Non un bollino di certificazione, ma una collaborazione che individui soluzioni condivisibili e che dia qualità al lavoro svolto;
Maria Giulia Marini ha trasferito all’ematologia quelli che sono puri indicatori di risultato (utilità, qualità percepita….) soffermandosi sulla customer satisfaction che viene interpretata, in questo caso, come analisi del paziente nella sua globalità. Si valutano, quindi, il grado di accoglienza, di ascolto, di “presa in carico” utilizzando strumenti innovativi quali il diario del paziente; Andrea Pace ha illustrato un modello alternativo di intervento parlando di cure domiciliari in neuroncologia; Marco Capoferri ha presentato le modalità di utilizzo e le potenzialità esprimibili dai sistemi informatici nelle cure domiciliari.
La terza sessione – moderata dal dr. Niscola - è stata interamente dedicata alla presentazione di modelli di cure domiciliari in Italia. Gli interventi sono stati di Patrizio Mazza dell’ospedale di Taranto, di Sonia Ribera dell’ospedale Ca’ Granda di Milano, di Enzo Favale del servizio di assistenza domiciliare dell’AIL di Modena, di Gianna Maria D’Elia dell’ospedale Ematologico Domiciliare Romail Giuseppe Papa. Il ruolo fondamentale dell’infermiere nel team specialistico è stato affrontato da Simona Delogu e da Francesco Piterà Quattromani che hanno testimoniato come si instauri, nel loro caso, un rapporto di empatia con il paziente e con i familiari che permette alla loro figura di apportare un valore aggiunto nel processo di valutazione settimanale con i medici.
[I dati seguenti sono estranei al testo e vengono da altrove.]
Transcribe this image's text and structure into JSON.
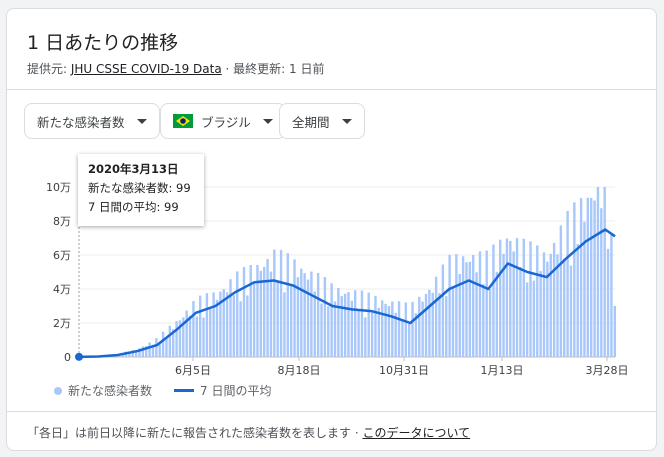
{
  "card": {
    "title": "1 日あたりの推移",
    "source_prefix": "提供元: ",
    "source_link": "JHU CSSE COVID-19 Data",
    "source_suffix": " · 最終更新: 1 日前"
  },
  "filters": {
    "metric": "新たな感染者数",
    "country": "ブラジル",
    "period": "全期間"
  },
  "tooltip": {
    "date": "2020年3月13日",
    "cases": "新たな感染者数: 99",
    "avg": "7 日間の平均: 99"
  },
  "legend": {
    "bars": "新たな感染者数",
    "line": "7 日間の平均"
  },
  "footer": {
    "text": "「各日」は前日以降に新たに報告された感染者数を表します  ·  ",
    "link": "このデータについて"
  },
  "colors": {
    "bar": "#a8c7fa",
    "line": "#1967d2"
  },
  "chart_data": {
    "type": "bar",
    "y_ticks": [
      "0",
      "2万",
      "4万",
      "6万",
      "8万",
      "10万"
    ],
    "x_ticks": [
      "6月5日",
      "8月18日",
      "10月31日",
      "1月13日",
      "3月28日"
    ],
    "ylim": [
      0,
      100000
    ],
    "series": [
      {
        "name": "新たな感染者数",
        "x": [
          "2020-03-13",
          "2020-03-27",
          "2020-04-10",
          "2020-04-24",
          "2020-05-08",
          "2020-05-22",
          "2020-06-05",
          "2020-06-19",
          "2020-07-03",
          "2020-07-17",
          "2020-07-31",
          "2020-08-14",
          "2020-08-28",
          "2020-09-11",
          "2020-09-25",
          "2020-10-09",
          "2020-10-23",
          "2020-11-06",
          "2020-11-20",
          "2020-12-04",
          "2020-12-18",
          "2021-01-01",
          "2021-01-15",
          "2021-01-29",
          "2021-02-12",
          "2021-02-26",
          "2021-03-12",
          "2021-03-26",
          "2021-04-02"
        ],
        "values": [
          99,
          500,
          1500,
          4000,
          9000,
          18000,
          28000,
          32000,
          40000,
          45000,
          52000,
          48000,
          42000,
          35000,
          33000,
          30000,
          28000,
          25000,
          35000,
          48000,
          52000,
          50000,
          62000,
          55000,
          52000,
          68000,
          80000,
          96000,
          37000
        ]
      },
      {
        "name": "7 日間の平均",
        "x": [
          "2020-03-13",
          "2020-03-27",
          "2020-04-10",
          "2020-04-24",
          "2020-05-08",
          "2020-05-22",
          "2020-06-05",
          "2020-06-19",
          "2020-07-03",
          "2020-07-17",
          "2020-07-31",
          "2020-08-14",
          "2020-08-28",
          "2020-09-11",
          "2020-09-25",
          "2020-10-09",
          "2020-10-23",
          "2020-11-06",
          "2020-11-20",
          "2020-12-04",
          "2020-12-18",
          "2021-01-01",
          "2021-01-15",
          "2021-01-29",
          "2021-02-12",
          "2021-02-26",
          "2021-03-12",
          "2021-03-26",
          "2021-04-02"
        ],
        "values": [
          99,
          300,
          1200,
          3500,
          7000,
          16000,
          26000,
          30000,
          38000,
          44000,
          45000,
          42000,
          36000,
          30000,
          28000,
          27000,
          24000,
          20000,
          30000,
          40000,
          45000,
          40000,
          55000,
          50000,
          47000,
          58000,
          68000,
          75000,
          71000
        ]
      }
    ]
  }
}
Marina Montalto e Maria Cristina Ludovici hanno evidenziato come, nell’aspetto psicologico, la famiglia diventi l’unità di cura nel passaggio dall’ospedalizzazione alle cure domiciliari e come sia necessaria una equipe multiprofessionale che si preoccupi di un approccio globale integrato paziente/famiglia. Famiglia presente al convegno nelle parole commoventi, coraggiose e coinvolgenti della signora Isa Manetti, mamma di un giovane paziente. Con lei ha interagito Teresa Dentamaro dell’ospedale S. Eugenio, Asl Roma C.
La quarta sessione, moderata dai proff. Annino ed Arcese, ha potuto contare sugli interventi di Fabio Efficace che ha presentato uno studio sulla valutazione della qualità di vita e dell’autonomia del paziente a domicilio; di Gabriella Girelli che ha evidenziato il supporto trasfusionale con emocomponenti, mentre le problematiche peculiari del paziente trapiantato a domicilio - sia come gestione clinica che organizzativa - sono stati affrontati da Luca Cupelli. Non è stato trascurato il ruolo degli interventi riabilitativi e della gestione delle disabilità, temi della relazione di Andrea Tendas che, in modo diretto ma coinvolgente, ne ha illustrato i principali aspetti. Il dolore non è un prezzo da pagare sempre e comunque alla malattia, queste le riflessioni di Gregorio Brunetti che ha illustrato le tecniche e le modalità con le quali assicurare ai pazienti una dignitosa qualità della vita durante l’esperienza di malattia.

Conclusione dei lavori a cura del prof. De Fabritiis e applausi dalla platea.